VIDEO

Driving AI Innovation While Scaling Capacity with Meta

WEKA’s Val Bercovici speaks with Meta’s Elisa Chen at AI Infra Summit 2025 about how to balance rapid AI innovation with hardware procurement cycles, sharing strategies for GPU utilization, workload optimization, and regional capacity planning.

Speakers:

  • Val Bercovici - Chief AI Officer, WEKA
  • Elisa Chen - Data Scientist, Meta’s AI Infrastructure Team

Below is a full transcript of the conversation, which has been lightly edited for clarity.

Transcript

00:00

The Gap Between AI Innovation Speed and Hardware Procurement Cycles

Val Bercovici: I’m Val Bercovici, Chief AI Officer at WEKA.

Elisa Chen: And my name is Elisa Chen. I am a data scientist at Meta on the AI infrastructure team.

Val: So you spoke today, Elisa, and why don’t you tell us what you spoke about? Because it was a really fascinating introduction you were giving earlier on.

Elisa: Yeah, thank you for having me. Earlier today, I was giving a talk about the gap that we currently face between AI innovation and the long procurement cycles with hardware. So maybe to put this more concretely, there’s a huge challenge in how do we balance AI innovation that is moving so quickly—models get iterated on a monthly and even weekly basis—but hardware procurement, from fulfillment to actually making it production-ready, takes a very long time. So how do you balance these two acts? How do we make sure that capacity planning is keeping at the right pace with AI innovation?

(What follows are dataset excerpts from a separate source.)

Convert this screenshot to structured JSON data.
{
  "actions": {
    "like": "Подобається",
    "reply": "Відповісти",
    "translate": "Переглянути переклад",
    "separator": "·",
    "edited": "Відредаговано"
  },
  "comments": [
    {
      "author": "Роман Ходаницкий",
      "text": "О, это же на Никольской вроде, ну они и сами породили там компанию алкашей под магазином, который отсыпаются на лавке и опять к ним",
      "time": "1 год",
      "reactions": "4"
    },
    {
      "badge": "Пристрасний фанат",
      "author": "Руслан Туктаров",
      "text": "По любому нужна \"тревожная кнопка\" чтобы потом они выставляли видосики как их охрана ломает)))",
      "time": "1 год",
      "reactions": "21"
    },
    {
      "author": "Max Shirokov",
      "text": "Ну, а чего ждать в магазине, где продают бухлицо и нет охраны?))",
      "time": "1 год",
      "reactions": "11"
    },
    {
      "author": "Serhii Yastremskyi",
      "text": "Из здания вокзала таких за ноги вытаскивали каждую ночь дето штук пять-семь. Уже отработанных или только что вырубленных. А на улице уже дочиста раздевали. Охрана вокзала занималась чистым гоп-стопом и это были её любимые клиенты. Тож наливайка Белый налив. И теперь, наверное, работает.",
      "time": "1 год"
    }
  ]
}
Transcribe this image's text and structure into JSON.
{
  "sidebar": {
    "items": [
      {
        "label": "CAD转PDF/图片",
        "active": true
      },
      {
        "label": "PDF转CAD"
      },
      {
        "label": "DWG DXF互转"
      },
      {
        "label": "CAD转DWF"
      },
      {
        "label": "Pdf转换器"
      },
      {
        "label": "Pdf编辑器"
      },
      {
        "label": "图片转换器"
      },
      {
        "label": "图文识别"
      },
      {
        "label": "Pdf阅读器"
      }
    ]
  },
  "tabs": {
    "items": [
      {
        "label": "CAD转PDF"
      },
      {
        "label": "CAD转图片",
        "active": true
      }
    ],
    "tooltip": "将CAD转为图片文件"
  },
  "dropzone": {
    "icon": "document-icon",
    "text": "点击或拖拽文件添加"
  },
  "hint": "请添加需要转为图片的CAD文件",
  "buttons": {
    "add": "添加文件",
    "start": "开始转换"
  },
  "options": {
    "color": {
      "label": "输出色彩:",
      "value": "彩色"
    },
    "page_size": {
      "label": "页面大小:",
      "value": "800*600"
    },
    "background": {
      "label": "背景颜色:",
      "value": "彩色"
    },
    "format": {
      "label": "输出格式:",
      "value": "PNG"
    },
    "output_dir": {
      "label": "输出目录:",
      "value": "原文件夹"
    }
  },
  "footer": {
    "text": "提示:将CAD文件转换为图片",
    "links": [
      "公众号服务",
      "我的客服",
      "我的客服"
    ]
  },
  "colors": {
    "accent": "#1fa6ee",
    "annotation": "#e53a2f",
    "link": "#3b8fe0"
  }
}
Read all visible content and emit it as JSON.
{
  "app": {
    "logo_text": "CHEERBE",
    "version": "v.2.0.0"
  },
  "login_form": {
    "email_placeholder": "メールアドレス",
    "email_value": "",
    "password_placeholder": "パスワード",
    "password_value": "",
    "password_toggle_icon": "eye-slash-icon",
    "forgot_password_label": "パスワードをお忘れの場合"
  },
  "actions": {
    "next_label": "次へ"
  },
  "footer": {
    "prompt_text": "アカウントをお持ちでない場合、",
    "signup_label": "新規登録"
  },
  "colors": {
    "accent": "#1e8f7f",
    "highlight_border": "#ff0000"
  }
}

Val: I love this topic because it’s so important, and it’s one I really haven’t dived into deeply at all. So definitely a chance to learn more here today.

01:17

How to Predict AI Capacity Requirements Without Perfect Foresight

Val: Do you have to be a bit of clairvoyant to predict the future, or is there a bit of a science to understanding there’s going to be a lot of variability in the algorithms, and yet to your point at this scale, you’ve got to get the infrastructure right, you’ve got to get the supply chain right, and you’ve got to line it up in time.

Elisa: Yeah, good questions. There’s a lot that we don’t know in today’s world, but what we can do is start setting up the correct data foundations, the right telemetry, and even defining the right metrics and benchmarks that we can goal against. For instance, what is good enough? We don’t necessarily always need the top of shelf machinery to power inference.

Val: Such a lazy answer to just buy the most expensive biggest, right?

Elisa: Which is tempting because we do want to be at the frontier and we do want to be the most efficient, but that’s not always needed. So what is the strategy that we want to deploy? That’s something that we can think about separately. And given that we have good measurements—which in itself is already really challenging because you don’t have all the definitions necessarily in mind yet. For instance, how do you think about capacity ROI? One machine that is used to train multiple models and these models have different performances, and how do they translate to business value?

Val: There’s no observability in the industry really that’s mature for GPU and for these workloads yet.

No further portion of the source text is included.